Maybe you need to write more than a resume. No, I'm not talking about including pages of personal references, although those are nice, too. I'm talking about writing a business proposal.
Yeah, right—I can hear you saying it now. You've never written a business proposal; you probably don't even have much in the way of business experience to offer. But like I said, hiring managers are looking for the ability to think like a pro, and you have ideas, don't you? Prove it with a proposal.
Here's the basic structure of any proposal: introduction; description of the needs or problems, description of the solution, the benefits, and what the solution will cost; and finally, an explanation of why you're the best person for the job. And here's the most important thing to remember: this proposal is about what the organization needs, not about your need for a job.

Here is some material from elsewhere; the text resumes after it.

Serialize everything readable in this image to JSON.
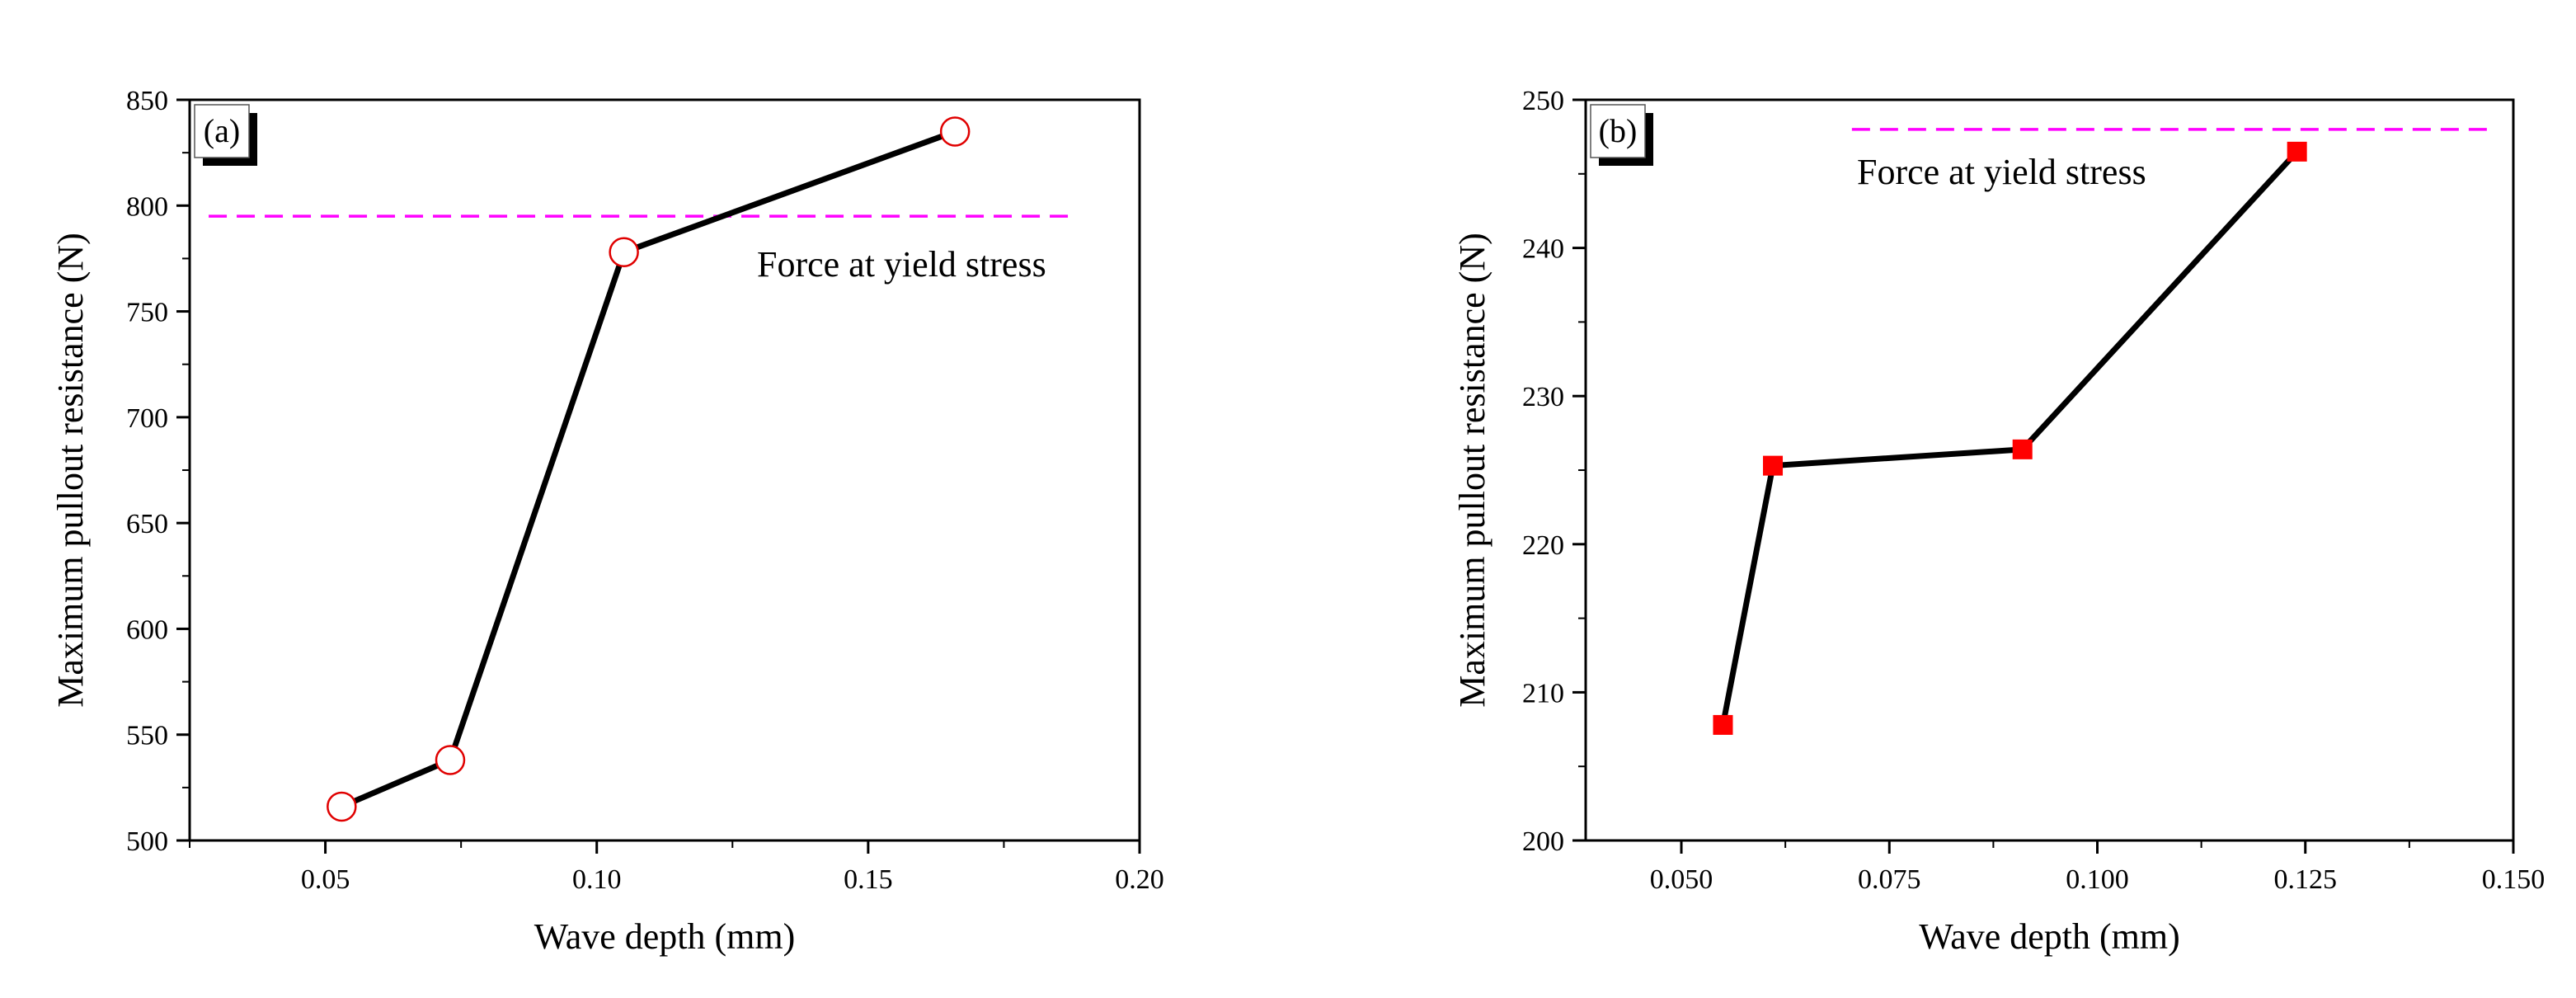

A company usually has a job to fill and many possible candidates to choose from. All else being equal between candidates do you think they would choose the candidates who just supplied resumes or the one who showed even more potential by proposing something that could further improve the company or their products or services.
It would be best if you already know something about the organization and what they do and what they're looking for. You could even target a particular project or product. Then your proposal can be more specific, like “Proposal for New Label Designs for the XYG Product Line” or “Proposal to Efficiently Landscape Creek Banks.” So, do some research if you need to. But even if you can't be specific to a product or a process, you can still describe the need for the position you're applying for, and how you can fill it better than anyone else. We didn't say this was going to be easy, you may have to put some serious thought and research into this strategy.
Let's drill down a little further in the structure of the proposal. The first introduction page should be just a letter explaining who you are and why you're writing this proposal, and including a request for an interview or a contract—whatever you want to happen next. Next, you'll want a title page for your proposal. For heaven's sake, don't use “Why You Should Hire Me” or anything lame like that. If you can't come up with a specific project, at least refer to the job position and name your proposal something like “Recommended Candidate for the Telecommunications Sales Manager.”
Now for the first section. Put yourself in the hiring manager's shoes and describe what he or she is looking for. You probably have all that information in a job advertisement, and perhaps you even have more information after talking to the potential employer. Describe why the company needs those skills and experience; this may not be written in an ad, but you can usually guess the reason behind a requirement. This section is not about you; it's about showing that you understand what the company wants and needs.
The next section should be all about how you can provide the solutions to those needs. Be as specific as possible about how you can meet the needs of a specific project or job position, and what the benefits to the company would be.
Then, finally, it's your chance to explain why you are the best pick for the position. Here's where you can put your transcript, your references, and your experience. If you've won awards or worked on any similar projects in the past, put them in here, too. Keep in mind that volunteer work and even hobbies might count toward management and team building and aspects like that. And remember that anyone can sing their own praises; it's always more credible to list a recommendation from a third party.
Finally, make sure your presentation looks and sounds professional. Of course you'll use spell-check, but you need to proofread, too. Or best of all, get someone who has excellent language skills to do it for you. You may not think the placement of a comma or using the correct plural form is particularly important, but the hiring manager just might, and using correct grammar might make the difference between landing the position and staying unemployed. Be sure the pages of your proposal look attractive, too—consider using headings in different colors or adding unusual bullet points or page borders. Just keep the overall tone professional.
Proposals impress managers because they prove you are ambitious and have the ability to think like a pro who sees a broader picture and not just another employee. Even if you don't get the specific job you have targeted with your proposal, the hiring manager will remember you and she may recommend you to another manager, or hire you for the next position that comes up.